Batang Hari – Sorot lampu panggung Gedung Pemuda Kabupaten Batang Hari menyapu wajah-wajah penuh harap pada Sabtu malam (27/12/2025). Denting musik dan tepuk tangan yang bergema menjadi saksi sebuah momen istimewa ketika Zulva Fadhil dinobatkan sebagai Bunda Pariwisata Kabupaten Batang Hari pada malam Grand Final Pemilihan Putra Putri Pariwisata Batang Hari tahun 2025.
Momen tersebut kian sarat makna saat selempang Bunda Pariwisata diselempangkan langsung oleh sang suami yakni Bupati Batang Hari, Mhd Fadhil Arief. Prosesi sederhana namun penuh simbol itu mencerminkan dukungan dan sinergi dalam mendorong kemajuan pariwisata daerah. Riuh tepuk tangan hadirin mengiringi penobatan, menjadikan malam puncak tersebut sebagai salah satu catatan penting dalam perjalanan pariwisata Batang Hari.
Dengan balutan busana elegan bernuansa kearifan lokal, Zulva Fadhil tampil anggun dan percaya diri. Ia bukan hanya hadir sebagai figur seremonial sekaligus juri, melainkan sebagai penggerak yang membawa pesan kuat tentang pentingnya peran bersama dalam membangun pariwisata yang berkarakter.

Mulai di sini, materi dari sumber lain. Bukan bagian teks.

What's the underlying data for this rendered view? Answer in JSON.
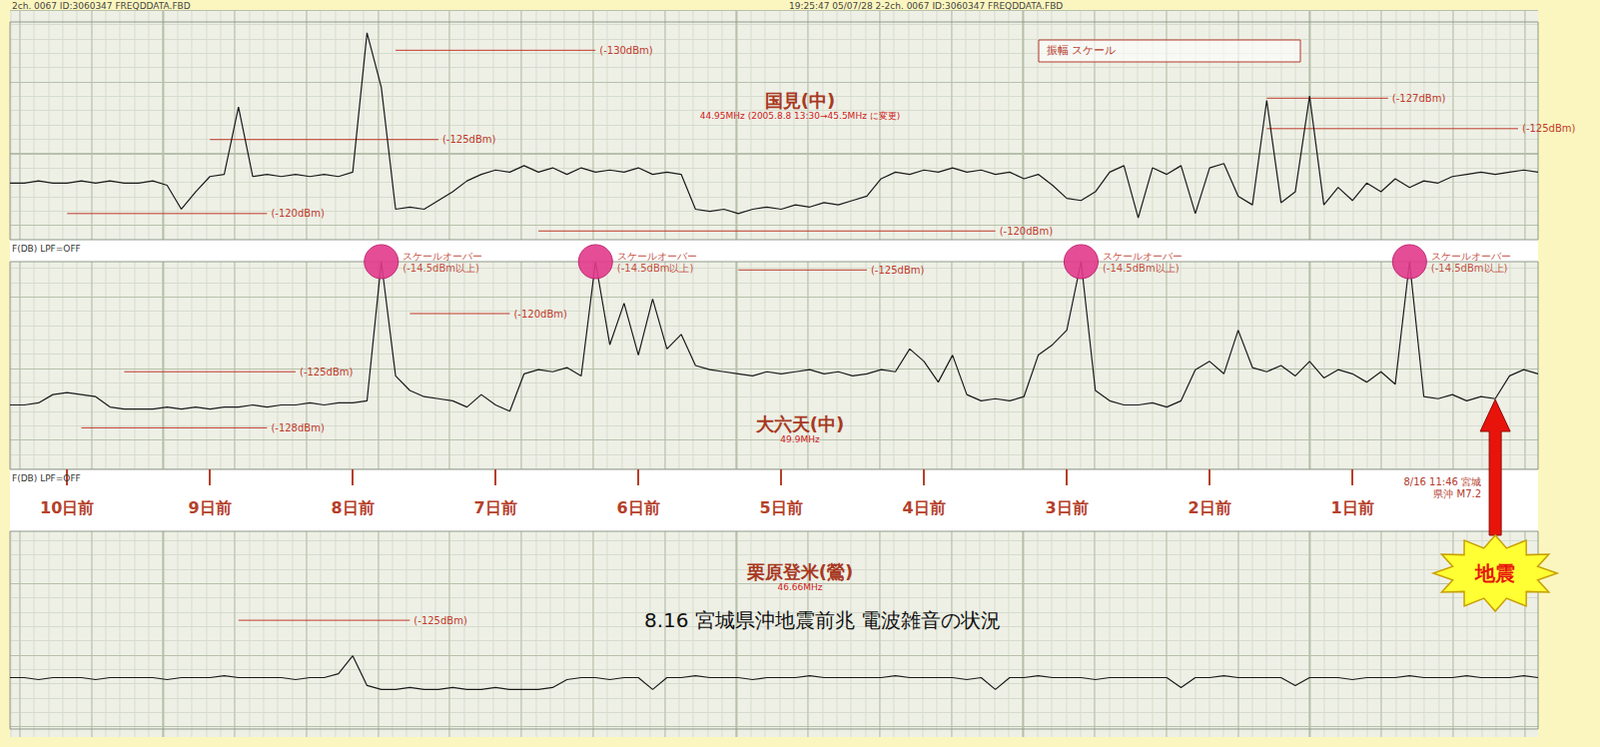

“Pariwisata Batang Hari memiliki kekayaan alam, budaya, dan tradisi yang luar biasa. Tugas kita bersama adalah menjaga, mengemas, dan memperkenalkannya dengan cara yang berkelanjutan dan bermartabat,” ujar Zulva Fadhil. Ia menegaskan bahwa pariwisata tidak hanya tentang destinasi, tetapi juga tentang manusia, nilai, dan identitas daerah.
Zulva Fadhil juga memberikan pesan khusus kepada para finalis Putra Putri Pariwisata agar menjadi duta yang mampu menginspirasi.
“Putra Putri Pariwasata adalah wajah Batang Hari di mata publik. Jadilah generasi yang cerdas, beretika, dan bangga terhadap daerahnya, serta mampu menjadi penghubung antara potensi lokal dengan dunia luar,” tambahnya.
Grand Final Pemilihan Putra Putri Pariwisata Batang Hari 2025 berlangsung meriah dan edukatif. Para finalis menunjukkan kemampuan terbaik melalui tahapan penilaian yang menitikberatkan pada wawasan pariwisata, keterampilan komunikasi, serta kepedulian terhadap pelestarian budaya dan lingkungan. Penobatan Bunda Pariwisata pada malam puncak ini menjadi penegas arah pembangunan pariwisata Batang Hari yang berbasis kolaborasi dan keberlanjutan.
Dari Gedung Pemuda malam itu, optimisme mengalir kuat. Penobatan Zulva Fadhil sebagai Bunda Pariwisata Batang Hari diharapkan menjadi energi baru untuk memperkuat promosi destinasi unggulan, menumbuhkan ekonomi kreatif, serta menggerakkan partisipasi masyarakat dan generasi muda dalam mewujudkan Batang Hari sebagai daerah tujuan wisata yang berdaya saing dan beridentitas kuat.